The business community’s campaign to reduce California’s landmark privacy law to a shadow continues apace, with what privacy advocates call the biggest threat due for a committee hearing this week.
The measure is Assembly Bill 1416, which is scheduled to be heard Tuesday by the chamber’s Privacy and Consumer Protection Committee. The privacy community views the bill as a classic wolf in sheep’s clothing — it claims to address what might be a reasonable issue with the California Consumer Privacy Act (CCPA) but does so in a way that opens a loophole so large the privacy might as well not exist.
“It’s a massive land grab,” says Alastair MacTaggart, the privacy activist who proposed a ballot initiative to protect consumer rights, and settled for ensuring passage of the CCPA last year.
We reported recently on the all-out effort by business interests to undermine the CCPA. This specific case exemplifies the business community’s overreaching.
Who’s behind 1416? Its sponsor is Assemblyman Ken Cooley (D-Rancho Cordova), but its guiding force is a coalition encompassing the California Chamber of Commerce and a coalition of big internet companies, wireless providers and banks — in other words, businesses that have a distinct interest in being able to vacuum up consumers’ private information and sell it without limits.
The problem ostensibly addressed by the bill is that the CCPA’s restrictions on businesses’ ability to collect, warehouse and sell their customers’ or users’ personal data interferes with the businesses’ ability to provide that data legitimately to government agencies.

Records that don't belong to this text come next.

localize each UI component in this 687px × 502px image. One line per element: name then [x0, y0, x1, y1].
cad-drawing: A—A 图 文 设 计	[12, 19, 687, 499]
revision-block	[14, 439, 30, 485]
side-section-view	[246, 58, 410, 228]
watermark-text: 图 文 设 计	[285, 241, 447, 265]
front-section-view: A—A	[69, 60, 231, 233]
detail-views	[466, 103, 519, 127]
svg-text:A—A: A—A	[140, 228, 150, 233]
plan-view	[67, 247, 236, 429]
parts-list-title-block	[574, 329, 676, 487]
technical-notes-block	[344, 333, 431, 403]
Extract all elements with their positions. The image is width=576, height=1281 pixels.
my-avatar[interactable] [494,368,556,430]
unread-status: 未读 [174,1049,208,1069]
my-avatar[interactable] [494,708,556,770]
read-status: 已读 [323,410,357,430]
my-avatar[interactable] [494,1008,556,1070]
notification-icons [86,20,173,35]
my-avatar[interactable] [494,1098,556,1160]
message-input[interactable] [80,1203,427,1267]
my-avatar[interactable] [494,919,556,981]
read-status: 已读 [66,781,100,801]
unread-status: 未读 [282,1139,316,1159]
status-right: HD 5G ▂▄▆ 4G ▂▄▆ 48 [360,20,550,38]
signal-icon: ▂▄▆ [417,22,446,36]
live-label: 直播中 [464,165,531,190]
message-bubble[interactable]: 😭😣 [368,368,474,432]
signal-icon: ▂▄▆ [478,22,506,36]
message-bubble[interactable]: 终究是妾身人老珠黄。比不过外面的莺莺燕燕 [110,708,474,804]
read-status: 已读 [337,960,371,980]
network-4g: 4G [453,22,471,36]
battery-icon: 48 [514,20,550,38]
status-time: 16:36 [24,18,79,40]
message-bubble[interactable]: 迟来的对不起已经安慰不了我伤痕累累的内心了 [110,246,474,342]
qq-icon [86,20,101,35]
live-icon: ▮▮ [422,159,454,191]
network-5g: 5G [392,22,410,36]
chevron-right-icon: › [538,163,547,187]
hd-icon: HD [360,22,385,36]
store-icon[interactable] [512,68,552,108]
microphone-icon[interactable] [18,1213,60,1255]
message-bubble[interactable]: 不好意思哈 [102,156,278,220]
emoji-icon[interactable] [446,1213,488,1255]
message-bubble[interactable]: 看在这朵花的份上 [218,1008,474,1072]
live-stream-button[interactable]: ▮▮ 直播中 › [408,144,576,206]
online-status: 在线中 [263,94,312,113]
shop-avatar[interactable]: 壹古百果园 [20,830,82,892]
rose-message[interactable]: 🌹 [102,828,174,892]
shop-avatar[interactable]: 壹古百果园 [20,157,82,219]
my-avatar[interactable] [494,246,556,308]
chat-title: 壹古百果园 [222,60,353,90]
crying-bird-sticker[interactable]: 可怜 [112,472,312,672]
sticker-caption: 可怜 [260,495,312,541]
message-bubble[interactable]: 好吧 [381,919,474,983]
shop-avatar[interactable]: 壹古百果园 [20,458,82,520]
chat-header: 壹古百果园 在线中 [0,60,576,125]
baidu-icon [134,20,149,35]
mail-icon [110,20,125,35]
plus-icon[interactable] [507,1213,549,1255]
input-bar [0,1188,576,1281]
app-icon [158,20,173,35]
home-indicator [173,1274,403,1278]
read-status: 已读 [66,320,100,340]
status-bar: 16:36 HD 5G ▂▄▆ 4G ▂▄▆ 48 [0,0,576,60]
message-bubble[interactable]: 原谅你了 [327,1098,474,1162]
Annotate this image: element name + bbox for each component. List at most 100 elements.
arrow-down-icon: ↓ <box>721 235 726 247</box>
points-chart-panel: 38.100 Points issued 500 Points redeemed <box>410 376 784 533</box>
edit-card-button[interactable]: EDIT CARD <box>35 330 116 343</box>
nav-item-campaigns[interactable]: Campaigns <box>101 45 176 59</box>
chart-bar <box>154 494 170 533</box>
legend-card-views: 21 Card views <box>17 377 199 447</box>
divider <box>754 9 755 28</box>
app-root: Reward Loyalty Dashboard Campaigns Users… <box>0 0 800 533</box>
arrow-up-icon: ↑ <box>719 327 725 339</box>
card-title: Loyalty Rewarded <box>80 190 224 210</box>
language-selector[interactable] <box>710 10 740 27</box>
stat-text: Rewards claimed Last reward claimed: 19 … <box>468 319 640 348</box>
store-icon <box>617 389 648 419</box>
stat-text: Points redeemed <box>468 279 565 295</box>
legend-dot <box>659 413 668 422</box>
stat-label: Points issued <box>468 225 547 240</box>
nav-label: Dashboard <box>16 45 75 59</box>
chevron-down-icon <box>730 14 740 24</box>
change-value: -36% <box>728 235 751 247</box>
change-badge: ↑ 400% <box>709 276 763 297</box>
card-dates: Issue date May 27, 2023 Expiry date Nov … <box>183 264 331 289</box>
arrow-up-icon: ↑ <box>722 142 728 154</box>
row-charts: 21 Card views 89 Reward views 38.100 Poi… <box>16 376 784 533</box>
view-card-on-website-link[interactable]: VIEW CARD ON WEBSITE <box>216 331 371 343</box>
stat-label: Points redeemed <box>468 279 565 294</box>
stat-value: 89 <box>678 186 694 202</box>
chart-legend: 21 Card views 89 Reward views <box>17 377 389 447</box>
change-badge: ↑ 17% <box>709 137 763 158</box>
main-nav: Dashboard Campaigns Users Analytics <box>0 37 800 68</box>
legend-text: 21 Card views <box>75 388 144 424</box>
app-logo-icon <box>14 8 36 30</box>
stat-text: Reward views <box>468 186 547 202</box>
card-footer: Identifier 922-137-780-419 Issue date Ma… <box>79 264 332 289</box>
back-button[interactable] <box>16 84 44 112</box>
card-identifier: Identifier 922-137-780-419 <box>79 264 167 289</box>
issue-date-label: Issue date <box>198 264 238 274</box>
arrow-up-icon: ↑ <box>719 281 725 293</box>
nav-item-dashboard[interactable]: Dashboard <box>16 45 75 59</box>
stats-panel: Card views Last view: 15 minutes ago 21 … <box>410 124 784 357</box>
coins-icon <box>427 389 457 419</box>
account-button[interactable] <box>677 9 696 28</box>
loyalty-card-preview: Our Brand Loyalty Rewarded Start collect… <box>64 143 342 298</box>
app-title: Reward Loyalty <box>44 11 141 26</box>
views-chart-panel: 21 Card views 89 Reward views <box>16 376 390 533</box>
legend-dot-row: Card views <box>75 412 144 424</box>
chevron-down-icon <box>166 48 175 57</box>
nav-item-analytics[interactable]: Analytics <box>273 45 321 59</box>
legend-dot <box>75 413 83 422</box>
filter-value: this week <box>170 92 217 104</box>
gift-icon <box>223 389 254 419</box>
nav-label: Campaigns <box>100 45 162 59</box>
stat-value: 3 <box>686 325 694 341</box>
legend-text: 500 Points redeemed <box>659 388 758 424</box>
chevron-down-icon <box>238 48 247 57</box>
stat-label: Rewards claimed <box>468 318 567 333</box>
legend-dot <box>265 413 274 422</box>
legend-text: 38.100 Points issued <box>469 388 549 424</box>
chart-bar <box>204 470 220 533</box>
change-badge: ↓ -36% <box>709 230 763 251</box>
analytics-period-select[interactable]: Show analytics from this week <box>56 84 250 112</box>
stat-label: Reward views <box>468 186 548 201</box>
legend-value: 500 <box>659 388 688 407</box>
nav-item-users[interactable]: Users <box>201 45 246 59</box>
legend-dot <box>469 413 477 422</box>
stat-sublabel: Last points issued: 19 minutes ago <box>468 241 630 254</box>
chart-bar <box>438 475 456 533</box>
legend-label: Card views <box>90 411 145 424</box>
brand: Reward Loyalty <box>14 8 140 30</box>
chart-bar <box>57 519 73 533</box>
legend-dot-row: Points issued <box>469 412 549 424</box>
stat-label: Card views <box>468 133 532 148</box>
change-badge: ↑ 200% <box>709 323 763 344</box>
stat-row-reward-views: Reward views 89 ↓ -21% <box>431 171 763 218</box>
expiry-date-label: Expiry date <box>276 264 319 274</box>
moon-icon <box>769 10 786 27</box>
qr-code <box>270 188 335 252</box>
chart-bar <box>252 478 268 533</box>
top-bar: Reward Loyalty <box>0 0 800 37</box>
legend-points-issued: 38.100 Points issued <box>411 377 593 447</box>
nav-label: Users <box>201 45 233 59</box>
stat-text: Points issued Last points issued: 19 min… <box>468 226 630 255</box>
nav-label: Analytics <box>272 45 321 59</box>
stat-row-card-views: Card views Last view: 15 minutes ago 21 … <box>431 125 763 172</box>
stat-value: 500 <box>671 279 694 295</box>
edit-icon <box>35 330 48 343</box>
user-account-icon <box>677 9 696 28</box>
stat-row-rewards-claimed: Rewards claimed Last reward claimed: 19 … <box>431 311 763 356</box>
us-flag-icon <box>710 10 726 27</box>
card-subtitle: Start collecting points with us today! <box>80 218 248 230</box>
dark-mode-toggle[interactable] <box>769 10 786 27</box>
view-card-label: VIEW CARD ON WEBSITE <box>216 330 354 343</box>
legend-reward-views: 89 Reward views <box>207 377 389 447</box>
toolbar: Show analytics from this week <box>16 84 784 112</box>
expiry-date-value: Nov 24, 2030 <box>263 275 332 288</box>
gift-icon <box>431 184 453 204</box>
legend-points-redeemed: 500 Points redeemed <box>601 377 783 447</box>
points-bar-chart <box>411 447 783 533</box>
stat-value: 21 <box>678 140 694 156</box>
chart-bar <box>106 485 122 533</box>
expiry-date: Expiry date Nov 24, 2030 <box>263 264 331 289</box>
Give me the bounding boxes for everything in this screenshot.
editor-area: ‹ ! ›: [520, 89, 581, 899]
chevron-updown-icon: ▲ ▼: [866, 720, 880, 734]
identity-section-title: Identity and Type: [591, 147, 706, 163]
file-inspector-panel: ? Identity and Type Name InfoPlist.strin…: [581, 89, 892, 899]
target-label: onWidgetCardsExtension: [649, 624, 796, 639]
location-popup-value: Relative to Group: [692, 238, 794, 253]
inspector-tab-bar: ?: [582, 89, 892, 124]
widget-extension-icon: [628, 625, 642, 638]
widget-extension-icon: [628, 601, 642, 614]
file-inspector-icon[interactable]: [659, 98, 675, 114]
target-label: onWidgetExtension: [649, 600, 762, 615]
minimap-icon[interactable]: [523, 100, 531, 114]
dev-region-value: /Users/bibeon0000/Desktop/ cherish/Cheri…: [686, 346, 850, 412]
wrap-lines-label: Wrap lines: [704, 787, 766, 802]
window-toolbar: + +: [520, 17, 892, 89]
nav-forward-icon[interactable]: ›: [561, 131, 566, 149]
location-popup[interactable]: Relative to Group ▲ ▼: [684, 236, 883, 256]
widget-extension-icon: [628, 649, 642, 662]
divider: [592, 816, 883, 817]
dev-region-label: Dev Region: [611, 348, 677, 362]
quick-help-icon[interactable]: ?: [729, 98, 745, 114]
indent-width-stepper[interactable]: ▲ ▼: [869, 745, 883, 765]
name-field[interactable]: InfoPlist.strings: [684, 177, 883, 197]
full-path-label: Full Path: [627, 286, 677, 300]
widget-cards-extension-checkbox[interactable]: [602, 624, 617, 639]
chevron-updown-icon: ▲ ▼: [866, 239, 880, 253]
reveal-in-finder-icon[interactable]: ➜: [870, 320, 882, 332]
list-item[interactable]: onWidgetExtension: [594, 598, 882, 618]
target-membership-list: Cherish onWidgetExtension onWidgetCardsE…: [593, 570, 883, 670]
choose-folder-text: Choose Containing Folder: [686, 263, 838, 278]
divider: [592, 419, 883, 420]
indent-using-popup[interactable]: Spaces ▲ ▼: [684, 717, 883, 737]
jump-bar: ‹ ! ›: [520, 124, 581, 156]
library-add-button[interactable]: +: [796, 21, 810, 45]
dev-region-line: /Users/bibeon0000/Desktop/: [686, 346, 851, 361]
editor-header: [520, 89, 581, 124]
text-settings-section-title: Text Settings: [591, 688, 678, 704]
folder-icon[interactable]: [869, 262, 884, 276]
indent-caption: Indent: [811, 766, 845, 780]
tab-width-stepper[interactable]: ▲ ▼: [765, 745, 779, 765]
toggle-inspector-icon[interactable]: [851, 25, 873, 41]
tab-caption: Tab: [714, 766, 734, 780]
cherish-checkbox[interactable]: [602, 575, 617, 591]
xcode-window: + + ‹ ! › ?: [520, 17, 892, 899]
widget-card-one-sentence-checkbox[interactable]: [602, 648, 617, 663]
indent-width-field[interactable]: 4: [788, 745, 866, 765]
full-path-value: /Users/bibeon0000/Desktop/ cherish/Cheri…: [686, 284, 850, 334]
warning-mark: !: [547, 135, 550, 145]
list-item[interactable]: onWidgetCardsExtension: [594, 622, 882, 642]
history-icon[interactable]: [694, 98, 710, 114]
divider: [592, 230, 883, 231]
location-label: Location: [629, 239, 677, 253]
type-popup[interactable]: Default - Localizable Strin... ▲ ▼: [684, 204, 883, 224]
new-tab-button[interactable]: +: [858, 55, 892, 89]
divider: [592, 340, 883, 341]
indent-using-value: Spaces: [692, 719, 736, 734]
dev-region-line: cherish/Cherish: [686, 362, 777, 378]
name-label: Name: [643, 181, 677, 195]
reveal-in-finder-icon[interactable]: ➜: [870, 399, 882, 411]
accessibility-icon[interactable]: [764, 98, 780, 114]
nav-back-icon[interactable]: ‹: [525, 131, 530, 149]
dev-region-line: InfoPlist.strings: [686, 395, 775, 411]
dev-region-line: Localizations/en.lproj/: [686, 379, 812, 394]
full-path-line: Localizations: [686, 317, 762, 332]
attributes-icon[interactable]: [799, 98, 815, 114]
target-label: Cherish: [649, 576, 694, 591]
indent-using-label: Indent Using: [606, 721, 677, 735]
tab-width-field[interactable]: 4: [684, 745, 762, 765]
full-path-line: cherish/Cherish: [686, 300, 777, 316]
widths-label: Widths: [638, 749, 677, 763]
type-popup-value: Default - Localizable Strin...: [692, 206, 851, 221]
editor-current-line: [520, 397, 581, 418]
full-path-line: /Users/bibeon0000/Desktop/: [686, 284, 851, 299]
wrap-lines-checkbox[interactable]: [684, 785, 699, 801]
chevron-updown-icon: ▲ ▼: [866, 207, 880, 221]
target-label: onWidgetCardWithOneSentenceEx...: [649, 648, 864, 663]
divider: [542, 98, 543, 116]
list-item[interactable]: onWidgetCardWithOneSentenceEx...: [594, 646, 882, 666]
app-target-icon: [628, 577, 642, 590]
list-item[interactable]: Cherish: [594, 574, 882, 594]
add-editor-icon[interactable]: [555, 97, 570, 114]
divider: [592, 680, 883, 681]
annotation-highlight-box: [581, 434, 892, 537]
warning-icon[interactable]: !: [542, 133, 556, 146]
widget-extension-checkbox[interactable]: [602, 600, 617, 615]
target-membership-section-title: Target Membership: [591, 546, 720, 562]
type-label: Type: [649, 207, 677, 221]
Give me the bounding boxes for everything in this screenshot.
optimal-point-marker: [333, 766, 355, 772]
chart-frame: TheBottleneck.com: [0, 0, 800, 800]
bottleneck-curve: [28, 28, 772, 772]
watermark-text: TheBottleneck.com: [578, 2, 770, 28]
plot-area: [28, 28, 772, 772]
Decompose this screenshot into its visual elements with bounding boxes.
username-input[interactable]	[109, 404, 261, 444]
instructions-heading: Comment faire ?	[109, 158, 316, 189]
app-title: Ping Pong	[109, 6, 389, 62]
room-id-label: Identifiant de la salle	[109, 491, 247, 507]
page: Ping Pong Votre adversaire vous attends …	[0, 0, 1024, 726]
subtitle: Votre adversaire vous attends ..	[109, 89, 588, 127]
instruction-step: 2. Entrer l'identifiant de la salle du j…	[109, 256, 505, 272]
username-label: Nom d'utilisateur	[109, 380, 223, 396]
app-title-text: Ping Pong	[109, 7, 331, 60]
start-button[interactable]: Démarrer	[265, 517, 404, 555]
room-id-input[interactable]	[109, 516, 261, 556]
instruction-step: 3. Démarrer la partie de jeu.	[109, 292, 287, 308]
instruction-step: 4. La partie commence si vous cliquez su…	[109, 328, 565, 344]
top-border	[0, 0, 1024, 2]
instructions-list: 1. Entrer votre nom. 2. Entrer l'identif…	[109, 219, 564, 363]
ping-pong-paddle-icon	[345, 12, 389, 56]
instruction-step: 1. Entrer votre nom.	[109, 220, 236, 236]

The chamber and its partners offer a parade of horribles if the CCPA’s limits stand. Government activities that would be hampered, they say, include assessing placement options for foster children with family members, collecting overdue child support payments from absconding parents, locating abducted children promptly and verifying the rights of public pension claimants.
“AB 1416 will ensure that these important government programs can continue,” the Chamber of Commerce says.
Cooley echoes that concern. “We have all these laws that impose on government,” he told me. “We’re supposed to go after deadbeat dads, do studies of the welfare of children in the foster care system. We have this long-established body of law that lays duties on all levels of government that presumes that they will have access to information.”
There are a few problems with this viewpoint. One is that the CCPA already accommodates many of these interactions between businesses and government agencies. “There’s already language in the law for sharing [data] with law enforcement,” observes Justin Brookman of Consumer Reports.
Indeed, the CCPA specifically exempts from its restrictions businesses’ rights and duties to “comply with federal, state, or local laws,” with “a civil, criminal, or regulatory inquiry, investigation, subpoena, or summons” and cases of cooperation with law enforcement agencies concerning conduct by others that may be illegal.
But 1416 would go much, much further. It would exempt business data collections to comply not only with laws, but with “any rules or regulations.” As an Assembly committee analysis points out, that could include company rules and regulations, allowing a company to exempt itself from the CCPA. “Such an outcome is untenable,” the committee analyst wrote.
The bill also would exempt businesses from the data limitation in order to “exercise, defend, or protect against legal claims,” or to protect against fraud or hacking, or to assist “another person or government agency” to conduct any of those activities.
Nothing in that language limits the exemption to making possible data exchanges between businesses and government entities to assist with legitimate governmental programs or services.
“This provision is so unfathomably broad that a company could do anything it wants,” Brookman told me. “There’s no guardrailing at all.”
Cooley says he’s open to amending his law along the lines proposed by the committee analysis. That would mean narrowing the exemptions so they explicitly apply to providing a consumer’s personal data to a government agency solely for the agency’s legitimate needs. The business would be prohibited from selling to anyone else the data collected or held for those purposes.
But Cooley says that he wants a four-year sunset for those changes, which means that by 2024 the restrictions would again be open for debate — and for loosening under lobbying pressure by the chamber and its partners. That sounds like Cooley is willing to go only partway to fixing his bill, the need for which is questionable anyway.